Children & Young Adults

Category: Children, mental health

Title: A haven of green space: learning from a pilot pre-post evaluation of a school-based social and therapeutic horticulture intervention with children (2018)


Summary: A study in North West England of school children, aged 9-15, with ‘behavioural, emotional and social difficulties’ examined the effect of monthly therapeutic horticulture sessions over 6 months. Whilst the school reported better mental well-being, within questionnaires the 36 children self-reported worsening well-being. These results perhaps reflect the children completing their feedback on the last day of school. Despite challenges with the study design, this study provides examples of data collection methods suitable for children.

Category: Children, cognitive health, mental health, physical health, therapeutic design

Title: Nature as a healer for autistic children (2019)


Summary: This paper focuses on investigating the potential health and well-being advantages of engaging children with autism in nature. Guidelines for a sensory garden are provided, along with exploration of cognitive, mental and physical benefits of connecting with nature. Practical design elements are examined, along with a sight plan to demonstrate these principles in practice.

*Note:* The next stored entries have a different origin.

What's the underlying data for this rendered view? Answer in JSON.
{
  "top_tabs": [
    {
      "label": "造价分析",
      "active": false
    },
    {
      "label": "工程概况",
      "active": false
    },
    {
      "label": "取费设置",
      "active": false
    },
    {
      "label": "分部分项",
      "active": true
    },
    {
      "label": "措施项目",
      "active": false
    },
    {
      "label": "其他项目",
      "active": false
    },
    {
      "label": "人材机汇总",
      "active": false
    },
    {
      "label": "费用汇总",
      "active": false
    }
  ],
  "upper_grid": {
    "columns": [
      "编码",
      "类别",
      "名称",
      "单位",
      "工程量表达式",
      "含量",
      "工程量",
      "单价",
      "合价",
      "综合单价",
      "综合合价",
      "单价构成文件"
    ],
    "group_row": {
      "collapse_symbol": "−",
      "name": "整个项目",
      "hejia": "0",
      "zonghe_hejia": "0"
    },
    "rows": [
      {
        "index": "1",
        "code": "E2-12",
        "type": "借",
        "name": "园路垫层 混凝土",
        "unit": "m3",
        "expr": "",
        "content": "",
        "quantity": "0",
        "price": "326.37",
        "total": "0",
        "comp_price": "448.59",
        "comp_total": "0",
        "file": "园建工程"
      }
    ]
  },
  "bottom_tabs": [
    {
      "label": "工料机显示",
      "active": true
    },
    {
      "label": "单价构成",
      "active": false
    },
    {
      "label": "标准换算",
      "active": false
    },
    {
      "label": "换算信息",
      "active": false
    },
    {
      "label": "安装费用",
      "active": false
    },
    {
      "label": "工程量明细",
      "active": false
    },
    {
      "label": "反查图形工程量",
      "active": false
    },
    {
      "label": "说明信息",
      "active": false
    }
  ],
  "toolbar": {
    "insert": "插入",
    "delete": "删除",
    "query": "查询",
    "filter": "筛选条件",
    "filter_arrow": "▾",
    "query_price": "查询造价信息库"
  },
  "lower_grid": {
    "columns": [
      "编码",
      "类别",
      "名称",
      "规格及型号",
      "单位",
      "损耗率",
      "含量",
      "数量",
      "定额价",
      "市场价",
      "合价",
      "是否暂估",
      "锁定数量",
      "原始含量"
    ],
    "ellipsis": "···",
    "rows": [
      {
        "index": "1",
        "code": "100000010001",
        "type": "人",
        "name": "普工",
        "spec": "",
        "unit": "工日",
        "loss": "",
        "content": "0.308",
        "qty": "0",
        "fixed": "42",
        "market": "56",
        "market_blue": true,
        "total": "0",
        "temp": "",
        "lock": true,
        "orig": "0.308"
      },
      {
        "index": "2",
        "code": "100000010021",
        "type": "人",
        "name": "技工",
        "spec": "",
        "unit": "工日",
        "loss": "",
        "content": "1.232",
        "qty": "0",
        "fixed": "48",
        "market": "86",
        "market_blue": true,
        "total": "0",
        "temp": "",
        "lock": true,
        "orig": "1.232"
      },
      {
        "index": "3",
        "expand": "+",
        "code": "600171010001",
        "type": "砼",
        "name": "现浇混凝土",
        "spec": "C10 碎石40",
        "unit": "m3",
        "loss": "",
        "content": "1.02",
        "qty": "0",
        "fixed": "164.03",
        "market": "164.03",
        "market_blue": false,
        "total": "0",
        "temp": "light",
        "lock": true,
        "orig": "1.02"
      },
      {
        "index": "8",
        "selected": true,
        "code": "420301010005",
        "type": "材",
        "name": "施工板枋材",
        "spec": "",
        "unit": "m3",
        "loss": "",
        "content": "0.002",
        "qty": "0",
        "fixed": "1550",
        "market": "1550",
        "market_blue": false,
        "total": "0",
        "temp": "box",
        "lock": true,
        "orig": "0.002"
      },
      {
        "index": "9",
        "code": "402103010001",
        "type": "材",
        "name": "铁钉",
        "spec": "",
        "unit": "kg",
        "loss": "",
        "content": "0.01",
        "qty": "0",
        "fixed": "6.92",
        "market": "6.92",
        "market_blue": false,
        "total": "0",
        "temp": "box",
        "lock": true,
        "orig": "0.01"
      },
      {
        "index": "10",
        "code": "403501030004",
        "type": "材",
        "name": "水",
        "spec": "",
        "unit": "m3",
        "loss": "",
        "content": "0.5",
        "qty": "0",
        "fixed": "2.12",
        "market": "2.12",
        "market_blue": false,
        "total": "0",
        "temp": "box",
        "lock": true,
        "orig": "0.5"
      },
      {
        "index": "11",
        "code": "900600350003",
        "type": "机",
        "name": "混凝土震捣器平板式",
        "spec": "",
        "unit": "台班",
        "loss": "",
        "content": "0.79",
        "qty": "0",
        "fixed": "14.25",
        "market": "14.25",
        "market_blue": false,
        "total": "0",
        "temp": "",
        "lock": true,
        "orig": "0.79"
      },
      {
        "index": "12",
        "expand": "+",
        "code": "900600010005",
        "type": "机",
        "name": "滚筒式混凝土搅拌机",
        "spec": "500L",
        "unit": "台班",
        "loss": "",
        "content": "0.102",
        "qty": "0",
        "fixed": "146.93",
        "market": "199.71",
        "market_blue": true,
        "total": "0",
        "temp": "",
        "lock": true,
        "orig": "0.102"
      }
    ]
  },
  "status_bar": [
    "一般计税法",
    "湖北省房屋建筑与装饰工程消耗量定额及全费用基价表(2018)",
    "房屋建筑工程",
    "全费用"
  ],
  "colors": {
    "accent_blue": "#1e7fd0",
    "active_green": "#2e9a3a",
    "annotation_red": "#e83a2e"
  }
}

Category: Qualitative, Children and Young Adults, Green Prescribing

Title: Exploring the Perspectives of ‘Young Adults’ (18–24) Who Have Been in Formal Care and Their Experiences of Attending a Socially Prescribed Community Allotment Gardening Group (2022)


Summary: “When I am outside, I feel my mind is clearer, [erm] I feel happier it was a world that I could escape to. [Erm] I think I would describe the allotment as a peaceful, calming and relaxing place to be.” This study explored the experiences of young adult care leavers in a community gardening group in the UK. Six participants, aged 18 to 24, were interviewed online about their experiences. The study found that the gardening group provided social belonging, a safe space, a sense of achievement, and benefits from being in nature, enhancing their social connections, self-identity, and well-being.